Many climate funds are slow to disburse in general, and even slower in disbursing for adaptation (as opposed to mitigation), hindering much-needed adaptation actions. While climate funds are popular with governments and fulfil an important role in providing additional flexible finance for climate change, the sheer volumes required for adaptation far exceed the current climate fund amounts, making it evident that in most countries the bulk of adaptation action will have to be funded through expenditure from core development budgets and fiscal means.
To this end, governments can benefit from a framework that allows them to mainstream climate change into their core development budgets.

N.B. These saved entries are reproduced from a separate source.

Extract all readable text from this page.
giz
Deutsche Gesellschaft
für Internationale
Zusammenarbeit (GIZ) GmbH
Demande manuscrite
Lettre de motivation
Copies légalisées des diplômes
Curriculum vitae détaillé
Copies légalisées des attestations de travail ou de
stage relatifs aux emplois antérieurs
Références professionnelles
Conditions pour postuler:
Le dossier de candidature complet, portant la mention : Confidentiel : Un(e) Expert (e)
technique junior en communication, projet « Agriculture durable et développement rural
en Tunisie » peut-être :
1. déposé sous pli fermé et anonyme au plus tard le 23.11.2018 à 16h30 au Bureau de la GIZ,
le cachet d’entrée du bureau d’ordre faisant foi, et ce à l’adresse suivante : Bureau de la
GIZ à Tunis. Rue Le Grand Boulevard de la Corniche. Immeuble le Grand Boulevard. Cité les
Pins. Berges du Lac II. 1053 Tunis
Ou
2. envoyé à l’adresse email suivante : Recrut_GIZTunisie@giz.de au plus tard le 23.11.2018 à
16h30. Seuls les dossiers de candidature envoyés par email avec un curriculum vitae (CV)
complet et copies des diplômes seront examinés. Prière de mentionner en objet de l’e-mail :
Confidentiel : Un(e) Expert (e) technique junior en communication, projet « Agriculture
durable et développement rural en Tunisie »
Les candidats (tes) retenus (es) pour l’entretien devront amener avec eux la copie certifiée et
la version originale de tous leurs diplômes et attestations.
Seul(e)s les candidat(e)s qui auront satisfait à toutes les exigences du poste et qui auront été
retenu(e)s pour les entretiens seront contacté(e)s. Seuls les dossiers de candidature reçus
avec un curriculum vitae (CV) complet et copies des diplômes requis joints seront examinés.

Financing frameworks for resilient growth (FFRGs) offer a way to estimate the economic cost of climate change damage, to quantify the adaptation benefits of current expenditure, to assess the adequacy of such expenditure relative to the projected economic cost of climate change and to identify areas where additional financing is needed to reduce the economic impact of climate change.
Action on Climate Today (ACT), a UK Aid-funded programme focused on climate-proofing growth in five South Asian countries, responds to these challenges through its focus on mainstreaming climate change across budgets and helping government access new finance, while strengthening institutions to take action on both.
ACT has utilised its financing frameworks as a mechanism for 1) raising government awareness of adaptation needs; 2) helping governments identify key priority sectors or actions where investment is needed; 3) mobilising finance from development budgets and assessing the adequacy of effort; and 4) reporting on adaptation-relevant expenditure, thereby adding to accountability and transparency.
This paper reviews the current state of practice and debates related to the mainstreaming of adaptation finance and synthesises experience and key lessons from the ACT programme that may be of relevance to practitioners and governments working to mobilise financing for climate-resilient growth and development.
In particular, this paper reviews:
• Methods for estimating the climate change relevance of budgets or expenditure;
• Approaches to budget tracking and expenditure review;
• Estimations of economic loss and damage;
• Calculation of the adaptation financing gap;
• The development of financing scenarios;
• Approaches to closing the adaptation gap;
• Key entry points for mainstreaming climate adaptation finance.
The paper also discusses necessary institutional mechanisms and the capacity development required for effective climate finance mainstreaming and provides key lessons for practitioners and government agencies looking to undertake similar work.